Kebumen, gatra.net – Tak ada yang berbeda dari Pondok Pesantren Al Hasani dengan pesantren-pesantren lainnya. Seperti pada umumnya pondok pesantren, tiap hari santri mengaji, berzikir, serta beraktivitas keagamaan lainnya.
Para santri juga mengenakan sarung, kopiah dan baju koko atau baju lengan panjang. Bedanya, adalah muasal santri di pesantren yang berada di Desa Jatimalang, Alian, Kebumen ini.

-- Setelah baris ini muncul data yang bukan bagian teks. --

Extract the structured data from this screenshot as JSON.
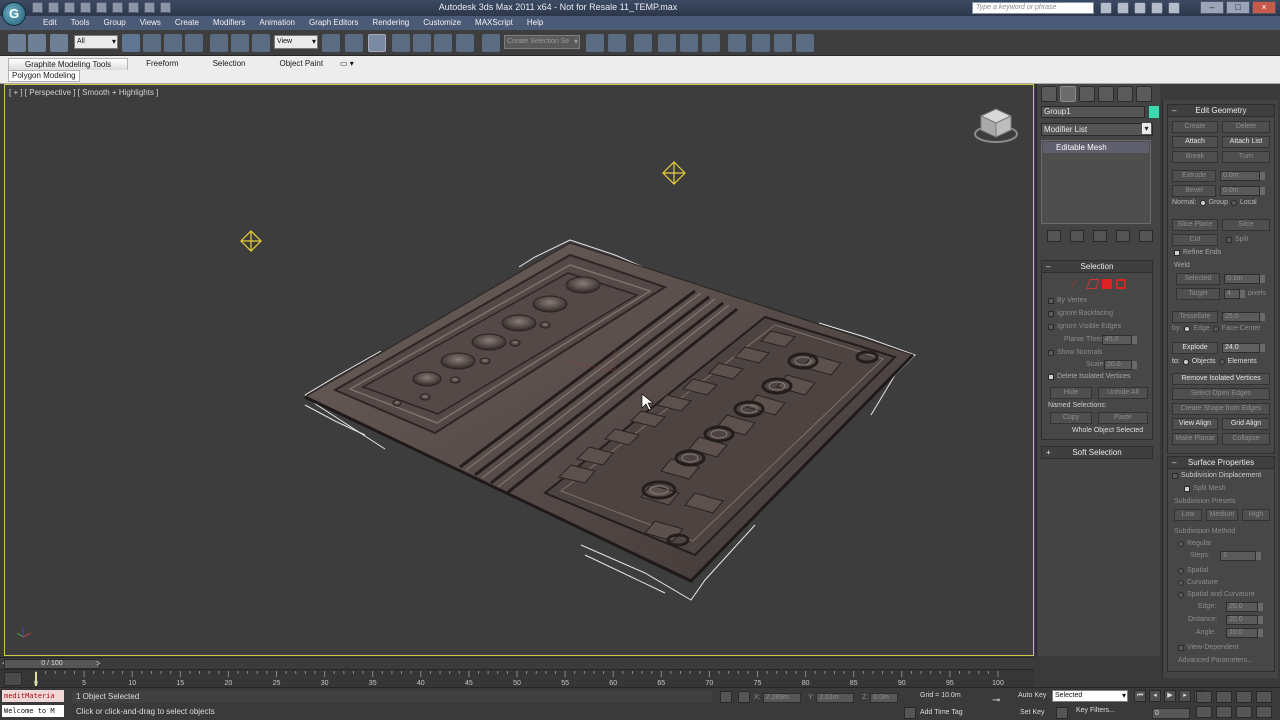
{
  "titlebar": {
    "title": "Autodesk 3ds Max  2011 x64   - Not for Resale   11_TEMP.max",
    "help_search_placeholder": "Type a keyword or phrase",
    "logo_letter": "G",
    "minimize": "–",
    "maximize": "□",
    "close": "×"
  },
  "menu": [
    "Edit",
    "Tools",
    "Group",
    "Views",
    "Create",
    "Modifiers",
    "Animation",
    "Graph Editors",
    "Rendering",
    "Customize",
    "MAXScript",
    "Help"
  ],
  "toolbar": {
    "selection_filter": "All",
    "ref_coord": "View",
    "named_selection": "Create Selection Se"
  },
  "ribbon": {
    "tabs": [
      "Graphite Modeling Tools",
      "Freeform",
      "Selection",
      "Object Paint"
    ],
    "panel_label": "Polygon Modeling",
    "options_glyph": "▭ ▾"
  },
  "viewport": {
    "label": "[ + ] [ Perspective ] [ Smooth + Highlights ]"
  },
  "command_panel": {
    "object_name": "Group1",
    "object_color": "#3dd9b0",
    "modifier_list": "Modifier List",
    "stack_item": "Editable Mesh",
    "selection": {
      "title": "Selection",
      "by_vertex": "By Vertex",
      "ignore_backfacing": "Ignore Backfacing",
      "ignore_visible_edges": "Ignore Visible Edges",
      "planar_thresh_label": "Planar Thresh",
      "planar_thresh_value": "45.0",
      "show_normals": "Show Normals",
      "scale_label": "Scale",
      "scale_value": "20.0",
      "delete_isolated": "Delete Isolated Vertices",
      "hide": "Hide",
      "unhide_all": "Unhide All",
      "named_selections": "Named Selections:",
      "copy": "Copy",
      "paste": "Paste",
      "whole_object": "Whole Object Selected"
    },
    "soft_selection": "Soft Selection"
  },
  "edit_geometry": {
    "title": "Edit Geometry",
    "create": "Create",
    "delete": "Delete",
    "attach": "Attach",
    "attach_list": "Attach List",
    "break": "Break",
    "turn": "Turn",
    "extrude": "Extrude",
    "extrude_value": "0.0m",
    "bevel": "Bevel",
    "bevel_value": "0.0m",
    "normal_label": "Normal:",
    "group": "Group",
    "local": "Local",
    "slice_plane": "Slice Plane",
    "slice": "Slice",
    "cut": "Cut",
    "split": "Split",
    "refine_ends": "Refine Ends",
    "weld": "Weld",
    "selected": "Selected",
    "selected_value": "0.1m",
    "target": "Target",
    "target_value": "4",
    "pixels": "pixels",
    "tessellate": "Tessellate",
    "tessellate_value": "25.0",
    "by_label": "by:",
    "edge": "Edge",
    "face_center": "Face-Center",
    "explode": "Explode",
    "explode_value": "24.0",
    "to_label": "to:",
    "objects": "Objects",
    "elements": "Elements",
    "remove_isolated": "Remove Isolated Vertices",
    "select_open_edges": "Select Open Edges",
    "create_shape": "Create Shape from Edges",
    "view_align": "View Align",
    "grid_align": "Grid Align",
    "make_planar": "Make Planar",
    "collapse": "Collapse"
  },
  "surface_properties": {
    "title": "Surface Properties",
    "subdiv_displacement": "Subdivision Displacement",
    "split_mesh": "Split Mesh",
    "presets_label": "Subdivision Presets",
    "low": "Low",
    "medium": "Medium",
    "high": "High",
    "method_label": "Subdivision Method",
    "regular": "Regular",
    "steps_label": "Steps:",
    "steps_value": "2",
    "spatial": "Spatial",
    "curvature": "Curvature",
    "spatial_curvature": "Spatial and Curvature",
    "edge_label": "Edge:",
    "edge_value": "20.0",
    "distance_label": "Distance:",
    "distance_value": "20.0",
    "angle_label": "Angle:",
    "angle_value": "10.0",
    "view_dependent": "View-Dependent",
    "advanced": "Advanced Parameters..."
  },
  "timeline": {
    "thumb": "0 / 100",
    "arrow_left": "<",
    "arrow_right": ">",
    "ticks": [
      "0",
      "5",
      "10",
      "15",
      "20",
      "25",
      "30",
      "35",
      "40",
      "45",
      "50",
      "55",
      "60",
      "65",
      "70",
      "75",
      "80",
      "85",
      "90",
      "95",
      "100"
    ]
  },
  "status": {
    "maxscript_a": "meditMateria",
    "maxscript_b": "Welcome to M",
    "selection_count": "1 Object Selected",
    "prompt": "Click or click-and-drag to select objects",
    "x_label": "X:",
    "x_value": "2.289m",
    "y_label": "Y:",
    "y_value": "2.61m",
    "z_label": "Z:",
    "z_value": "0.0m",
    "grid": "Grid = 10.0m",
    "add_time_tag": "Add Time Tag",
    "auto_key": "Auto Key",
    "set_key": "Set Key",
    "key_mode": "Selected",
    "key_filters": "Key Filters...",
    "frame": "0",
    "key_glyph": "⊸"
  },
  "colors": {
    "viewport_bg": "#3d3d3d",
    "mesh": "#5a4f4c",
    "helper": "#e8d23a",
    "active_border": "#c9c94a"
  }
}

Sebagian besar pesantren tentu saja santrinya berasal dari keluarga baik-baik. Tetapi, pesantren ini justru sebaliknya, memiliki spesialisasi ‘memensiunkan preman’ atau anak jalanan. Mereka memiliki hak yang sama untuk menempa diri dengan ilmu agama.
Di antara mereka, ada yang bekas anak jalanan, preman terminal, atau anak nakal. Tetapi, di tempat ini kesan itu luntur. Mereka kemudian insaf. Mereka berupaya mencari jalan yang benar menuju Tuhannya. Pendek kata, mereka memang benar-benar preman pensiun.
Preman, yang diidentikkan dengan kehidupan ugal-ugalan kini berubah lebih santun di pesantren ini. Layaknya santri, mereka mengaji Alquran, kitab kuning, dan tentu saja, akidah dan akhlak.
Pengasuh Pondok Pesantren Al Hasani, Kiai Asyhari Muhammad Al Hasani, mengatakan, ada pandangan negatif yang menyebabkan anak jalanan sulit bersosialisasi secara normal dengan kelompok masyarakat lainnya. Tetapi, pesantrennya dengan tangan terbuka memberi kesempatan kepada anak-anak yang berasal dari semua kalangan untuk belajar agama.
Informasi kesempatan untuk belajar agama itu ternyata beredar begitu cepat. Secepat itu pula, banyak santri berdatangan. Selain dari Kebumen, santri juga berasal dari Kabupaten Brebes, Lampung, hingga Palembang.
"Siapa pun mereka, yang ingin mengaji di ponpes kami, kami terima seutuhnya. Mereka datang dari mana tidaklah penting. Kami justru merasa senang bisa membimbing dan membuat mereka insaf,” ucap ulama muda yang akrab dengan panggilan Gus Hari ini, beberapa waktu lalu.
Dengan bimbingannya, puluhan anak jalanan yang begitu dekat dengan miras, narkoba, dan tindak kriminal lain itu belajar agama dengan sungguh-sungguh.
Gus Hari juga yang juga Ketua Forum Anak Jalanan Insyaf Mengaji (FAJIM) meyakini, semua orang memiliki sisi baik. Melalui metode khusus dan bacaan doa, anak jalanan akan insaf. Ia mendekati santri dengan hati.
Setiap Selasa malam, para santri mengikuti mujahadah Rotibul Hadad, yakni sebuah pengajian dan doa untuk mendekatkan diri kepada Sang Pencipta. Kegiatan lainnya juga dilakukan, yaitu belajar Alquran, fikih, nahwu shorof, dan sebagainya.
Dia menyadari, para santri kelak bakal menghadapi dunia nyata seusai mondok di pesantren. Karenanya, pesantren juga membekali santri dengan kemampuan berwira usaha, seperti beternak dan keterampilan lainnya.
Seorang santri, yang juga berlatar belakang “kelam”, Puji Tatto mengaku menemukan kedamaian setelah menimba ilmu agama dan tinggal di Ponpes Al Hasani. Secara rutin, ia mengikuti program FAJIM. “Hati saya menjadi tenang, dan saya sekarang meninggalkan perbuatan-perbuatan yang meresahkan masyarakat,” kata Puji.